I’m up, reading a book. Something about the economy. It’s surprisingly quiet here, perched atop a hill in the middle of the city, save for the occasional trolley bell and the fairly incessant woodwind hum of a nearby hotel doorman’s taxi whistle. It’s Friday night, after all.
When we moved here nine months ago, I had this idea that by now I’d know each cable car operator’s distinctive staccato, and that when they rang the bell as they hauled past our apartment window I’d say, “Oh, there goes Ken!” or “Sounds like Leo today!”

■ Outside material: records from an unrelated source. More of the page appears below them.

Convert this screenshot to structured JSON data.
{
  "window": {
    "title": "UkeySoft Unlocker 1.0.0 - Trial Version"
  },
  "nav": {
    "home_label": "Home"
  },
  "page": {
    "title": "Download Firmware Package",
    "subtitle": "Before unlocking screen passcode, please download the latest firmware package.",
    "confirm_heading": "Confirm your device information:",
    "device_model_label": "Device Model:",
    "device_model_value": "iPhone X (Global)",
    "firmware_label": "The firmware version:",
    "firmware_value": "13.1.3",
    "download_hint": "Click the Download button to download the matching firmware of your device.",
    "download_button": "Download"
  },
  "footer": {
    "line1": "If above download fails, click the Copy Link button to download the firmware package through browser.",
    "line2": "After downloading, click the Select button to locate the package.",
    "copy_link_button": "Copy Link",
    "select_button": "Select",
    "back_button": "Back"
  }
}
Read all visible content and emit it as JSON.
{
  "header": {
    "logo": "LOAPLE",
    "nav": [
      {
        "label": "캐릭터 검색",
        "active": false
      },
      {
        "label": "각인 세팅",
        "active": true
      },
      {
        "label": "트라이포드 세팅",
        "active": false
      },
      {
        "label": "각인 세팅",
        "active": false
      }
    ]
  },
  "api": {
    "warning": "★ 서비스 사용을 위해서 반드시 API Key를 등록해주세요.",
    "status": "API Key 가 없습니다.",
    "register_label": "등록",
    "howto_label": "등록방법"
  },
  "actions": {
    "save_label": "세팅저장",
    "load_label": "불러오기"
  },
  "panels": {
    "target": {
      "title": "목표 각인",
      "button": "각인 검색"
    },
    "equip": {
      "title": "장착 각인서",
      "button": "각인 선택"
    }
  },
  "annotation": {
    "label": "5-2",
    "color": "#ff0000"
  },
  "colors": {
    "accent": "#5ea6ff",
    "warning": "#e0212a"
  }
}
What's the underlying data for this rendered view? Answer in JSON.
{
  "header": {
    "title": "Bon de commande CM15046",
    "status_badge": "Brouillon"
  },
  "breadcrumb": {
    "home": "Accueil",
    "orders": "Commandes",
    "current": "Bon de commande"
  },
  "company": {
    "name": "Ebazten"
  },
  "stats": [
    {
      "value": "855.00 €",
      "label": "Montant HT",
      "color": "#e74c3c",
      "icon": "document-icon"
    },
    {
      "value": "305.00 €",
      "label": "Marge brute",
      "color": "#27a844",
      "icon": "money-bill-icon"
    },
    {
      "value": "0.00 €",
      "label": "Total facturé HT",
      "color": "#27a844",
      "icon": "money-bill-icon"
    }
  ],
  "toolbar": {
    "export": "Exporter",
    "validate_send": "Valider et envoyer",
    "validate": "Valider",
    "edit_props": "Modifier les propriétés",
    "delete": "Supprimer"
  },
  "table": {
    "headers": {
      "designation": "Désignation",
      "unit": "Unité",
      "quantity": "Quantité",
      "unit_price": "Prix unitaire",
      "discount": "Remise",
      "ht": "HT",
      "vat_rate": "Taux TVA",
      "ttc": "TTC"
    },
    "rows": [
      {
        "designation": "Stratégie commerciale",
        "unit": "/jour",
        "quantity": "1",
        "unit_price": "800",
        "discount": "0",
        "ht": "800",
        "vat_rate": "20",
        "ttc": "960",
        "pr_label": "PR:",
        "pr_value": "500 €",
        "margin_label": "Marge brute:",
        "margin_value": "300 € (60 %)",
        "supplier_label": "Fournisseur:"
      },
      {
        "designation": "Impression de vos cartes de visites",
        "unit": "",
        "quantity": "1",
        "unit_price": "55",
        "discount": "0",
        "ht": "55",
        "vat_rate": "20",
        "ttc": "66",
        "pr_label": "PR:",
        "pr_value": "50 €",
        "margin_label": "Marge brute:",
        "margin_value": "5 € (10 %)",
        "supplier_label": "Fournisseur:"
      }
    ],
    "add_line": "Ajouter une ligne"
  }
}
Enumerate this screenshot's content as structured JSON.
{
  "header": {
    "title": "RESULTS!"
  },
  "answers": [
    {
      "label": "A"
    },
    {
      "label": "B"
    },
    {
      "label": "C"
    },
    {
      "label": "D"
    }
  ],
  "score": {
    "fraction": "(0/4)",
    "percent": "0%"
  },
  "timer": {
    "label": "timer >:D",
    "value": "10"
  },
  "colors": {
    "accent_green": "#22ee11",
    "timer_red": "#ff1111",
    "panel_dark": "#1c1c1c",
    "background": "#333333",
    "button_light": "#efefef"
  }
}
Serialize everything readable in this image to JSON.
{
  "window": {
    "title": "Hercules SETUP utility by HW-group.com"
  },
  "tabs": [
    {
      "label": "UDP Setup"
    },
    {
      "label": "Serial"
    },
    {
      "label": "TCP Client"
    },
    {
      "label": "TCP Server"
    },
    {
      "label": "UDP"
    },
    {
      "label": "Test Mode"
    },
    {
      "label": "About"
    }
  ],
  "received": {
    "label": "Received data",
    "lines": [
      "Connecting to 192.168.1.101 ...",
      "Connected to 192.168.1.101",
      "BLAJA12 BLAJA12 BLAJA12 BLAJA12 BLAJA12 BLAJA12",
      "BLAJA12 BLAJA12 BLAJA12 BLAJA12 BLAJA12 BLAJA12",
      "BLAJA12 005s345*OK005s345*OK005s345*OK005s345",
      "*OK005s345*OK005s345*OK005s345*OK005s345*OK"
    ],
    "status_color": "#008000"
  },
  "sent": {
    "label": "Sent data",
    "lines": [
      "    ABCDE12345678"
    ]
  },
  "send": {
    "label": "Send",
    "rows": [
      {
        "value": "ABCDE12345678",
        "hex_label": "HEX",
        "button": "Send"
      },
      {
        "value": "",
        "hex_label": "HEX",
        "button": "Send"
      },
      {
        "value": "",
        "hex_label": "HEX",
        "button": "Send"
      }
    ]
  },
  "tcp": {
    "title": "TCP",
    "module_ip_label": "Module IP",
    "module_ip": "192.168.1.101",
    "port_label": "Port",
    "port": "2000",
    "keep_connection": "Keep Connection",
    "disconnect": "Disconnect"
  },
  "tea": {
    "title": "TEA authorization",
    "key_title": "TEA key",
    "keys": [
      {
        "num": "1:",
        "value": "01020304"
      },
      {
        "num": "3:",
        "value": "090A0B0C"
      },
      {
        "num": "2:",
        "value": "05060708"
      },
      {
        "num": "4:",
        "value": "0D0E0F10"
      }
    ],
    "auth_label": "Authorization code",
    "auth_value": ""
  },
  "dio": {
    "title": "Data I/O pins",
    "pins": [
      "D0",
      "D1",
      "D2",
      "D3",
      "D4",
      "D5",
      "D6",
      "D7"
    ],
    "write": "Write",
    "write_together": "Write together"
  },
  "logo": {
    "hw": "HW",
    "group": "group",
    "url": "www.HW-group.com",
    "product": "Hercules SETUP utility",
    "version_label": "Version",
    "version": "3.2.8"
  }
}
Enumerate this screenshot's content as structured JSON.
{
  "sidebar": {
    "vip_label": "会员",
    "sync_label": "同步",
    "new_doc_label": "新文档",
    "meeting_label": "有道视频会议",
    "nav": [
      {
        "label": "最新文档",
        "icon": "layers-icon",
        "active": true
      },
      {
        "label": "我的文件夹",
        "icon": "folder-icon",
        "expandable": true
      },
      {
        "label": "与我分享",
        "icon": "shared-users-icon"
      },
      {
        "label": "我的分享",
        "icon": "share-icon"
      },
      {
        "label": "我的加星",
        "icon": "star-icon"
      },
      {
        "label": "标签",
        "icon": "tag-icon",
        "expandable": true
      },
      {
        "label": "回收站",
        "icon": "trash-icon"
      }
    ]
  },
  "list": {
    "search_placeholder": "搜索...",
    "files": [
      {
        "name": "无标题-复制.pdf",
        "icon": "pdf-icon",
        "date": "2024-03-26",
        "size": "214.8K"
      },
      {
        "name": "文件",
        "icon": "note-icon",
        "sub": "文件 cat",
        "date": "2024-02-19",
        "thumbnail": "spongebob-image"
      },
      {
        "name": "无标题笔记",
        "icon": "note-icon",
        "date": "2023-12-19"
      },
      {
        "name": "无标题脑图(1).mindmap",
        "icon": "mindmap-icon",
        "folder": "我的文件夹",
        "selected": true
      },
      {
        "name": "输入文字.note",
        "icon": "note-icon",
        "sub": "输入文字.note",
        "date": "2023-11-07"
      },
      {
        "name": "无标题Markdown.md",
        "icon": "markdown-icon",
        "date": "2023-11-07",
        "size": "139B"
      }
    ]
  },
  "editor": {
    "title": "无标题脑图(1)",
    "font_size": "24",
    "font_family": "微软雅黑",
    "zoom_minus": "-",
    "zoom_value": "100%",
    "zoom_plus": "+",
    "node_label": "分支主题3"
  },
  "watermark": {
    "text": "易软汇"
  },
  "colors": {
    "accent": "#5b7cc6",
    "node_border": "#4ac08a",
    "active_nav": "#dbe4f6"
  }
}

But I don’t. I don’t know those guys or anyone else here. The city can be impenetrable, especially if you have an underdeveloped social instinct. It’s crammed full of people, and you rarely see the same face twice. If you want to make friends, you have to make an impression, and that’s not easy when your natural inclination is to sit in the corner like a potted plant and just observe.
On the other hand, at least there’s plenty to watch.
I watch it mostly with her. And the dog. Not sure I need much else, really.
Certainly not after a long week.
So I’m just sitting here, reading my book. Sipping a cocktail. And, yet, somehow — probably because it’s Friday night — I feel oddly like there’s something wrong with me that I wouldn’t have it any other way.
I wouldn’t, though. For the first time in 43 restless, ridiculous years, I can honestly say I wouldn’t.